Table 8 reports the pairwise Granger-causality outcomes and the corresponding direction of influence, where unidirectional causality from the left variable to the right is denoted by (→), the reverse by (←), bidirectional causality by (↔) when both variables cause each other, and no detected causality by (≠). The results corroborate the RADL-ECM evidence. Specifically, environmental degradation Granger-causes tourism development (ED → TD), while the reverse direction is not supported. This finding implies that changes in environmental conditions precede and help to explain subsequent movements in tourism activity. Combined with the long-run negative elasticity, this confirms that environmental deterioration tends to lead, and ultimately contribute, to declines in tourism performance rather than merely coincide with them. Likewise, renewable energy and technological innovation both Granger-cause tourism development (RE → TD; TI → TD), whereas feedback from tourism to these factors remains weak or insignificant.

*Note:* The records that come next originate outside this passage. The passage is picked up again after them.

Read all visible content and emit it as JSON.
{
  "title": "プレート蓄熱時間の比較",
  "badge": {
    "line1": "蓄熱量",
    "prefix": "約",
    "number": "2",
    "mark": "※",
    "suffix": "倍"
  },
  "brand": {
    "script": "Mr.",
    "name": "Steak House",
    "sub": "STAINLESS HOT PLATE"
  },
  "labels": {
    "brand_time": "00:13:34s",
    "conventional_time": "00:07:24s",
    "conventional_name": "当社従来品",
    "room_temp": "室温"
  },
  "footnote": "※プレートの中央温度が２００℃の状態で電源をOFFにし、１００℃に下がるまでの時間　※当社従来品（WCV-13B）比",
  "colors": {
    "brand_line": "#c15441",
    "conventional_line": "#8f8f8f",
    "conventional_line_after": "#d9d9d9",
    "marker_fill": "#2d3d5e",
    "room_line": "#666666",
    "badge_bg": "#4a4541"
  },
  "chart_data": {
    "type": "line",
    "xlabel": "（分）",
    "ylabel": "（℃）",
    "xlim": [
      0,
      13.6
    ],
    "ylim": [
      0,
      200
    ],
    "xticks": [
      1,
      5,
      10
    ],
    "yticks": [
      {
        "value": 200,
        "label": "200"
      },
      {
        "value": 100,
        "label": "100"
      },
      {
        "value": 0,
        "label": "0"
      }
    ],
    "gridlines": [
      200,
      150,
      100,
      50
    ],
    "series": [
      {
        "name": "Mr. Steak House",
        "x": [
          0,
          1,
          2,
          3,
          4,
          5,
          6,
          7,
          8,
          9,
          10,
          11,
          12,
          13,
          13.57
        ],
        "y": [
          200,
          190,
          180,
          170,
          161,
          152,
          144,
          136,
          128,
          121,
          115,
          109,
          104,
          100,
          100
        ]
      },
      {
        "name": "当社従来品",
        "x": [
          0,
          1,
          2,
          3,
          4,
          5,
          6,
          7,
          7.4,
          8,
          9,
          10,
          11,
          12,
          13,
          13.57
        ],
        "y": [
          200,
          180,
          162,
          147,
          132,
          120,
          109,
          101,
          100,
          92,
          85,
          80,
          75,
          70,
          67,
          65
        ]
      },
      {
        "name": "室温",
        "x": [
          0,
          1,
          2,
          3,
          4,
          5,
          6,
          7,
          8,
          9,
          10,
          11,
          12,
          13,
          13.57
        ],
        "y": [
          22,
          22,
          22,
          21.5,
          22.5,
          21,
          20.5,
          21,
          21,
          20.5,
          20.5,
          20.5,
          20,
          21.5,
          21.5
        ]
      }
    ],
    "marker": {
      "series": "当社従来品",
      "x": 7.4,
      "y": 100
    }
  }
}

Conversely, foreign direct investment and tourism development exhibit bidirectional causality (FDI ↔ TD), suggesting a feedback loop in which external capital fosters expansion and quality improvements, and stronger tourism activity, in turn, attracts further inflows. These findings align closely with the long-run elasticities, reinforcing the interpretation that Tunisia’s tourism dynamics are primarily driven by environmental and technological conditions, with FDI actings as a mutually reinforcing channel.